El camino se angostó y les llegó la orden de abandonar la formación de dos y hacer una fila. Lorkun quedó detrás de Remo, pudiendo este escuchar sus pisadas. Remo miró hacia la playa y vio el navío que los había traído a las costas enemigas, pequeño, levemente iluminado por el reflejo de la luna en el mar y las antorchas de la guardia que lo vigilaba. Le recordaba a los juguetes de los niños ricos que probaban en el río mientras los niños pobres tan solo podían imitarlos vagamente con pedazos de corteza, palitos y tela raída. Aquella juventud huérfana ahora no le pesaba, se fundía en el fuego de su corazón, en las ganas de ascender y evolucionar en la compañía.
Remo miró al cielo, que parecía estar abriéndose, como si las nubes huyeran de la contienda. Tal vez los dioses las apartaban para contemplar mejor.
En la cima, siguiendo la orden del capitán, apagaron las antorchas y avanzaron hacia un bosque. Sin vereda, volvieron a la fila de a dos. El bosque no era muy denso, y antes de llegar a su linde ya divisaron el objetivo. La ciudad de Aligua, abajo, a lo lejos, parecía dormir plácidamente con párpados pesados en la bahía pacífica. Era una ciudad importante para el comercio, pues en su puerto se desembarcaba la mitad del pescado de los plúbeos, que viajaba para las tierras del Norte y para la propia Vestigia. No tenía castillo. El señor de Aligua debía de dormir ajeno al asalto, en el centro de la ciudad. Nadie podía imaginar que el ejército de Vestigia se tomase revancha por los incidentes de la frontera. En un caserón, un palacete de estilo costero, los estandartes indicaban claramente su ubicación.
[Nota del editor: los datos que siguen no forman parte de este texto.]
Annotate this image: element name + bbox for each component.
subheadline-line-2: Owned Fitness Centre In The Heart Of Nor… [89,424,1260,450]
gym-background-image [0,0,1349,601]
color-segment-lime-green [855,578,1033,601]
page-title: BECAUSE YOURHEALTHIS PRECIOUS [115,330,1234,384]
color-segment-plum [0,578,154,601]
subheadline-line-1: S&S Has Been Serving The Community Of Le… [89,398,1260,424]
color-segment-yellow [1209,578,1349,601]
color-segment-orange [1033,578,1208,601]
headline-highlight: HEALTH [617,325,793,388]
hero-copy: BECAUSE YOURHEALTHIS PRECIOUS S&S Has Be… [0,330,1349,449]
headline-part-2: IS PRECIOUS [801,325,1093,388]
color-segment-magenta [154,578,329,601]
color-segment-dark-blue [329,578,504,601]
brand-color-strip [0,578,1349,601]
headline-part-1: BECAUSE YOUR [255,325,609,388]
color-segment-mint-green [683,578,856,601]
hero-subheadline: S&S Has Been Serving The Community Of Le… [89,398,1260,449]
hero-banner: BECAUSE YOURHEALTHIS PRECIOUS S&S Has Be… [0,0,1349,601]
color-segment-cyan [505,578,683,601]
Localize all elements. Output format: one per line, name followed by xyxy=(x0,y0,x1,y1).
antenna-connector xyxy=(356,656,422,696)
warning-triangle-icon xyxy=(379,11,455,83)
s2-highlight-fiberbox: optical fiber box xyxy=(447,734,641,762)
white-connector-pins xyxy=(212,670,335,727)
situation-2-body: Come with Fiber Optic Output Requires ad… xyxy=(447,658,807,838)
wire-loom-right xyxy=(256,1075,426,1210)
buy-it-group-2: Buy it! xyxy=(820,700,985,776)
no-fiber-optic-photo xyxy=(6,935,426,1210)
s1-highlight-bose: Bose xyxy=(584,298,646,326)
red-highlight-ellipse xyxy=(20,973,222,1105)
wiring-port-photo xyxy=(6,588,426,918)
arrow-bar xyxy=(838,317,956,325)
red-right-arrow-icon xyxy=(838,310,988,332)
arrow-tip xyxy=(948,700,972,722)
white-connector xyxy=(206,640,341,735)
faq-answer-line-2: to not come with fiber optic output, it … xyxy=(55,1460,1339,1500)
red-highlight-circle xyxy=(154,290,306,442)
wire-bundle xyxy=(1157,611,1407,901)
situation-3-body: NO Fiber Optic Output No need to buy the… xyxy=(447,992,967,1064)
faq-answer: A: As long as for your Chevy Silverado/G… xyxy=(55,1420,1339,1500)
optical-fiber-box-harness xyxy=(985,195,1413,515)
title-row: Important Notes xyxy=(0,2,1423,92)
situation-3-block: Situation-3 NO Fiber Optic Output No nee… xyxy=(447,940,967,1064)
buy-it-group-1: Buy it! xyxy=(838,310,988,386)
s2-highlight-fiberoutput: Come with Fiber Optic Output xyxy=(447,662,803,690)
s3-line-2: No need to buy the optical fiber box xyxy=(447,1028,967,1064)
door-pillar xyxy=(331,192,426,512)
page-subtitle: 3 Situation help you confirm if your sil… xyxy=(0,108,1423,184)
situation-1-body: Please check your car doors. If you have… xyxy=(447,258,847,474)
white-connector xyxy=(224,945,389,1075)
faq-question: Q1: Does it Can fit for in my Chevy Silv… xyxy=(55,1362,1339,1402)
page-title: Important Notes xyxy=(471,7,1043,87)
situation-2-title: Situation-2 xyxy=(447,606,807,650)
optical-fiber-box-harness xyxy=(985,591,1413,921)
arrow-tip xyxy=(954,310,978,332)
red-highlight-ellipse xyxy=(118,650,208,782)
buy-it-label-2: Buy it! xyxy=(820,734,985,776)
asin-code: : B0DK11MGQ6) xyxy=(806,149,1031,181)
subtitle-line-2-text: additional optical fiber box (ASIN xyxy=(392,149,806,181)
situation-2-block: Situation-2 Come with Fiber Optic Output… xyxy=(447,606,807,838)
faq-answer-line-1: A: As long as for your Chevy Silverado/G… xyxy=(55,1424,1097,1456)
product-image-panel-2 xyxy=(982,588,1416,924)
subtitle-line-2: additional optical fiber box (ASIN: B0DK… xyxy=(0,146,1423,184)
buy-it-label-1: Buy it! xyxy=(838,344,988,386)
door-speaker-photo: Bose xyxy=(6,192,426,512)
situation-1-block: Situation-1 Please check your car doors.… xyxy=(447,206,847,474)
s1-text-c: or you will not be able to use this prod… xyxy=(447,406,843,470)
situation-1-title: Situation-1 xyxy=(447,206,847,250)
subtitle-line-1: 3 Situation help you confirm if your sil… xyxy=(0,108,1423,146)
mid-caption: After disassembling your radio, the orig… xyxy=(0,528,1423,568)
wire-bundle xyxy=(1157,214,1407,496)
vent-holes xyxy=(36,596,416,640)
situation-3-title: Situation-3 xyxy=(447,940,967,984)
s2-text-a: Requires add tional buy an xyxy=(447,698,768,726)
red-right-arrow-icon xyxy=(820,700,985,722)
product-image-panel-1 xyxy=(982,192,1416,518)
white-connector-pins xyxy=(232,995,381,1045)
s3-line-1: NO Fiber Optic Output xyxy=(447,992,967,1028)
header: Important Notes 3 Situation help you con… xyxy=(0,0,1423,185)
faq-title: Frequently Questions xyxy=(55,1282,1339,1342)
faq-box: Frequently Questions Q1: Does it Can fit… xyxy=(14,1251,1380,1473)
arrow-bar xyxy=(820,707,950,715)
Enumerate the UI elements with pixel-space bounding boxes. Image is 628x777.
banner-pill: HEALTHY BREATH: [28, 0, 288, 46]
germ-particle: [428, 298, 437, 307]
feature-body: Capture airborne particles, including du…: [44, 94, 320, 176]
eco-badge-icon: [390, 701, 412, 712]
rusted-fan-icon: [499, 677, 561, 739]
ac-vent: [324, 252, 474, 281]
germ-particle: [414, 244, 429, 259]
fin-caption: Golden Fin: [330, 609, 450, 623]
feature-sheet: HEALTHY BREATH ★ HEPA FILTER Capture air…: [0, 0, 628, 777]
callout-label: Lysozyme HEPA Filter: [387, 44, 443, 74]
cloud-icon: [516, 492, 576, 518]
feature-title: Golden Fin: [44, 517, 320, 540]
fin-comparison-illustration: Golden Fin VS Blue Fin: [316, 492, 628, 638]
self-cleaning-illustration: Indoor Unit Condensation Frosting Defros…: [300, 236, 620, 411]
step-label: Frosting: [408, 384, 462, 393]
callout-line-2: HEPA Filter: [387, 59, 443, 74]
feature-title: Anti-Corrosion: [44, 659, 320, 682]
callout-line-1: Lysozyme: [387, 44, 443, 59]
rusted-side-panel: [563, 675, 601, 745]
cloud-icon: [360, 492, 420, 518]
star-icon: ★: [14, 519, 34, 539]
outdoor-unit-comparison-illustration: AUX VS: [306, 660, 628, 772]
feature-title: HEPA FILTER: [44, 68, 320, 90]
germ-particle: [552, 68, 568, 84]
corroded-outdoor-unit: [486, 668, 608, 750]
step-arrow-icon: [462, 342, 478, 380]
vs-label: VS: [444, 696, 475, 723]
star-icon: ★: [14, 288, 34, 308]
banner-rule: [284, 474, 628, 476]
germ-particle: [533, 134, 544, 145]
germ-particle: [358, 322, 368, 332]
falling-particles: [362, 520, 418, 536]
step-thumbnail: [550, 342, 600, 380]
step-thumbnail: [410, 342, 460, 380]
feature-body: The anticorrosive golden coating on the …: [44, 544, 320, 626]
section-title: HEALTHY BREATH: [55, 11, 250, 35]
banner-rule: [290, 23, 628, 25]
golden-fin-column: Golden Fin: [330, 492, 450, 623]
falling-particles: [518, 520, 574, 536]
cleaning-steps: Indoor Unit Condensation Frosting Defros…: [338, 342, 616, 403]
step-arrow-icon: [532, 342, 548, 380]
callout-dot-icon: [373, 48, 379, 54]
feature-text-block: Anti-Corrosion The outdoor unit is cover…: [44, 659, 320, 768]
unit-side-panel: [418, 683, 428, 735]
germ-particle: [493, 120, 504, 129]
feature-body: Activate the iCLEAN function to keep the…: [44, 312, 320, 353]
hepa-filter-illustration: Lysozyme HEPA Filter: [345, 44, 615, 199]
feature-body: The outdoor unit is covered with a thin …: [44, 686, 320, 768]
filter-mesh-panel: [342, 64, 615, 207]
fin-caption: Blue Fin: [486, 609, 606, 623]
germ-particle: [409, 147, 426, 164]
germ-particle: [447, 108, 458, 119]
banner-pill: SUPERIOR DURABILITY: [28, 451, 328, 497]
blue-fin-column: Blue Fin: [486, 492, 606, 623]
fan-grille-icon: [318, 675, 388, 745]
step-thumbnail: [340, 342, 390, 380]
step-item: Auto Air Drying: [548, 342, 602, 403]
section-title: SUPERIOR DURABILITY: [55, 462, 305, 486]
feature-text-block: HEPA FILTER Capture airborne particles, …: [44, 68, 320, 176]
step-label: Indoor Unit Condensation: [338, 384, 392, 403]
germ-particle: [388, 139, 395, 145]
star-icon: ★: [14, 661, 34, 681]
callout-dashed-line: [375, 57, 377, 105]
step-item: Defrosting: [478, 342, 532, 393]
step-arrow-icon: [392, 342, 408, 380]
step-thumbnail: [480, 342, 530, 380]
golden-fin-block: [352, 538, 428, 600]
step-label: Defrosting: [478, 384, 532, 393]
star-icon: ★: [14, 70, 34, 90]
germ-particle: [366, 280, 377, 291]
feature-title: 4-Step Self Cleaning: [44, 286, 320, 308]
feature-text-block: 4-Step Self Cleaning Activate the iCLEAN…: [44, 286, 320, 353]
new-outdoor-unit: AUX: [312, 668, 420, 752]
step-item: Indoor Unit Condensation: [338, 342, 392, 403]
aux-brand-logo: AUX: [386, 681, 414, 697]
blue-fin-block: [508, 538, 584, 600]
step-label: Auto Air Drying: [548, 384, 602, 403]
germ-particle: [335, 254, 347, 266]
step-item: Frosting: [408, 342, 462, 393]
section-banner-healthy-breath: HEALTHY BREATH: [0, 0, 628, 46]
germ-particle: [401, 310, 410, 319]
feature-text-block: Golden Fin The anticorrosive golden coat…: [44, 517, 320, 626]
En cientos de años los tratados siempre habían protegido esa ciudad por su importancia económica. Durante la Gran Guerra jamás se había contemplado atacarla. La situación debía de ser límite para que el rey de Vestigia quisiera asestar un golpe tan bajo. Arkane ordenó cuerpo a tierra. Todos los soldados se tendieron sobre la hierba. Tenía que esperar a los demás capitanes de la Horda.
—Hace una noche espléndida, mira —Lorkun era muy hablador, no podía resistir la espera sin más. Su apodo, el Lince, se lo tenía ganado por su destreza para lanzar cuchillos, debía de tener el don de los dioses posado en los ojos.
Remo se desplazó hacia el capitán. Lorkun lo siguió. A rastras se acercaron hacia las posiciones cercanas a Arkane. Pronto los capitanes decidirían la estrategia y Remo quería enterarse, quería escuchar cómo pensaban sus mandos. Por fin, el resto de compañías alcanzaron el punto de organización. Los demás capitanes se acercaron a Arkane. El general Rosellón, el fundador de la «Horda del Diablo», tomó la palabra.
—Veamos… Según el encargo de nuestro rey —comenzó a decir el general—, hemos de capturar al señor de Aligua y arrasar la ciudad. Lo segundo sería bien fácil sin lo primero. No hay muchos soldados en esa ciudad. Pero nuestro rey lo quiere vivo. Así pues, nos aseguraremos de que ese infeliz no huya al escuchar nuestra incursión. Arkane, tu destacamento es el experto en sigilo… ¿Qué propones?
Arkane no parecía prestar atención al dirigente. Su mirada estaba presa de las luces lejanas de la ciudad.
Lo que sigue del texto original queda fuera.